Are arbitrary paths just too complex for this kind of optimization?
From my understanding there is no closed form solution to arbitrary paths defined in that way. So the only way to figure out what the shape looks like, and to figure out if a point is inside or outside, you would need to run all the commands that form the path.
Meet "Wavelet Rasterization" by J. Manson and S. Schaefer, from the paper:
> Because we evaluate wavelet coefficients through line integrals in 2D, we are able to derive analytic solutions for polygons that have Bézier curve boundaries of any order, and we provide solutions for quadratic and cubic curves.
> ... seems faster than the row based method in the post.
But the row-based method in the post is not what they describe doing on the GPU version of the algorithm. The row-based method is their initial CPU-style version.

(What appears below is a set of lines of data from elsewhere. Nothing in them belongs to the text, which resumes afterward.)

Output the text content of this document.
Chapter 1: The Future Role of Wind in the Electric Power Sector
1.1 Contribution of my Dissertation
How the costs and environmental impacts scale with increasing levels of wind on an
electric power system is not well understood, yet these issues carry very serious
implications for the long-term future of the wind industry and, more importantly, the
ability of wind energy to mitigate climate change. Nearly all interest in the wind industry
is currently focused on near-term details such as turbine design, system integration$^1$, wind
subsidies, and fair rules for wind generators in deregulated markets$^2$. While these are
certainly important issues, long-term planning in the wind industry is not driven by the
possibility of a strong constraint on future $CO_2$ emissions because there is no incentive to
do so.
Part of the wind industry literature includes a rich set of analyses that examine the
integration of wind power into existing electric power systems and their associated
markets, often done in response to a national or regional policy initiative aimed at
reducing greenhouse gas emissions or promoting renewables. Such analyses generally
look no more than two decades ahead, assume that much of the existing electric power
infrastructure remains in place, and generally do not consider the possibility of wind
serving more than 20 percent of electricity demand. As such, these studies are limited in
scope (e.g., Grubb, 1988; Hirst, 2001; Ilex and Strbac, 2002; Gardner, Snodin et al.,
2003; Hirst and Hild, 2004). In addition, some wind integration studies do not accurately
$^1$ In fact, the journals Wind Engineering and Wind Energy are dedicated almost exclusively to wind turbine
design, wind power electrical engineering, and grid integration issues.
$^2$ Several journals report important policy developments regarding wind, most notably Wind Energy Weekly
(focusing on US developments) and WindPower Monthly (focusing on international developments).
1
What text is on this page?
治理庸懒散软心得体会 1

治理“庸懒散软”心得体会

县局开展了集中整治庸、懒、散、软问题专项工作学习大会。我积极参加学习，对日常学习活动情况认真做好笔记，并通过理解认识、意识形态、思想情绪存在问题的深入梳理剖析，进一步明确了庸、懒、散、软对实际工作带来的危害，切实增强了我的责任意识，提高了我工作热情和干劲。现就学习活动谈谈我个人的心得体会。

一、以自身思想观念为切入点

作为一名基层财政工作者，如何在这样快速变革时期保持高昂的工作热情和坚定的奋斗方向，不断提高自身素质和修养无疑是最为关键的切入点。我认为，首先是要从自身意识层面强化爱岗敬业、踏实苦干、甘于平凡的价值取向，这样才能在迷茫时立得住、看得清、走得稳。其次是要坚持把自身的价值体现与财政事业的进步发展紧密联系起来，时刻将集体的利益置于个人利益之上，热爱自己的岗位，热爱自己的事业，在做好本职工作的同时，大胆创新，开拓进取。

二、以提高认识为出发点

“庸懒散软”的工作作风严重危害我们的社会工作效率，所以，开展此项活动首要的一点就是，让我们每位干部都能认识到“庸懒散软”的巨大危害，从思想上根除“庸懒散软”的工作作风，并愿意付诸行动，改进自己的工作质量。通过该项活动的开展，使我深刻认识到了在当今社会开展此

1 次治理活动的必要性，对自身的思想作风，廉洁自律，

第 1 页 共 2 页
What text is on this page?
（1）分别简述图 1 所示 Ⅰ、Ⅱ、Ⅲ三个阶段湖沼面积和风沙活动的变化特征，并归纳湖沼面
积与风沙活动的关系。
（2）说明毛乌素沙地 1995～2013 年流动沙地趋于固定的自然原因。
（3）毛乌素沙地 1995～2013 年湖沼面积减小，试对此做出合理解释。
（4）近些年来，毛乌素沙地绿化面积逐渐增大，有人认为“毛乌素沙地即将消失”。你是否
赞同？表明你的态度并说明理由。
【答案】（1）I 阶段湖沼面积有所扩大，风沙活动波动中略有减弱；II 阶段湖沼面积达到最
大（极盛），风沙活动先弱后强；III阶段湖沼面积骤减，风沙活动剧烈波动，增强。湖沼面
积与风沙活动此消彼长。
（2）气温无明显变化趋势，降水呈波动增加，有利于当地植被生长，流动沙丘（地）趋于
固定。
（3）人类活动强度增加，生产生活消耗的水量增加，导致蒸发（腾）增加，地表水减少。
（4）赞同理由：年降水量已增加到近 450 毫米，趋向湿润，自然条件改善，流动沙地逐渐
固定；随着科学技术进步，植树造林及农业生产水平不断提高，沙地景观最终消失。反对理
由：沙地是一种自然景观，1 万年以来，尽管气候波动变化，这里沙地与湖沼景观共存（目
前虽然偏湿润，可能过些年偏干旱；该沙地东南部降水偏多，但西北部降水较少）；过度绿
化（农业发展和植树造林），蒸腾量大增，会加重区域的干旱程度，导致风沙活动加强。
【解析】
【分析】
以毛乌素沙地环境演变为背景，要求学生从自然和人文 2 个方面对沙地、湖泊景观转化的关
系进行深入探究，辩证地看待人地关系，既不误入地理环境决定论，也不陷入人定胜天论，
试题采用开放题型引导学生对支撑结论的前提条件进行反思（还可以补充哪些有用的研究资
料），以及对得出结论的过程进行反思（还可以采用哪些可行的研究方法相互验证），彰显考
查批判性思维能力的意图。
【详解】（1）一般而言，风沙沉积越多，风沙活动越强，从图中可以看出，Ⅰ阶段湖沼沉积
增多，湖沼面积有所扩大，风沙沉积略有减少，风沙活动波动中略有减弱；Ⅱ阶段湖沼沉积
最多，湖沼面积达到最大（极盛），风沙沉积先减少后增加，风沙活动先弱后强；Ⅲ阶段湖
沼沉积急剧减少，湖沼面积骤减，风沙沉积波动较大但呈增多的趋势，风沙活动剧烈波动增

The GPU version handles each pixel in isolation, checking it against the relevant shape(s).
At least, if I understand things correctly (:
As far as I can tell, the approach described here is probably similar to what a built-in "draw path" command would do. Checking if something is inside a triangle is just extremely easy (no concavity, for instance) and common, and more complex operations are left up to shader developers — why burn that special-case stuff into silicon?
What I don't understand - why is there this "cover table" with precomputed per-cell-row coverage? I.e. why is the cover table computed per-cell-row when the segments are specialized per-cell? There is the paper "ravg.pdf" that gets by with basically one "cover" integer per tile, plus some artificial fixup segments that I believe are needed even in the presence of such a cover table. I'm probably missing something, someone who is deeper in the topic please enlighten me?
Does this mean it is mostly done in the fragment shader and there is no tessellation, like how Bezier patches are rendered in 3D land? That's quite different from what I thought I knew.
I think this article is more about alternative rasterization algorithm for 2D geometry. 'vector graphics' is misleading as vertices used in graphics APIs are vectors.
When I originally checked, Slug works in a similar way but doesn't do tiling, so it has to process more edges per scanline than Pathfinder or piet-gpu. Slug has gone through a lot of versions since then though and I wouldn't be surprised if they added tiling later.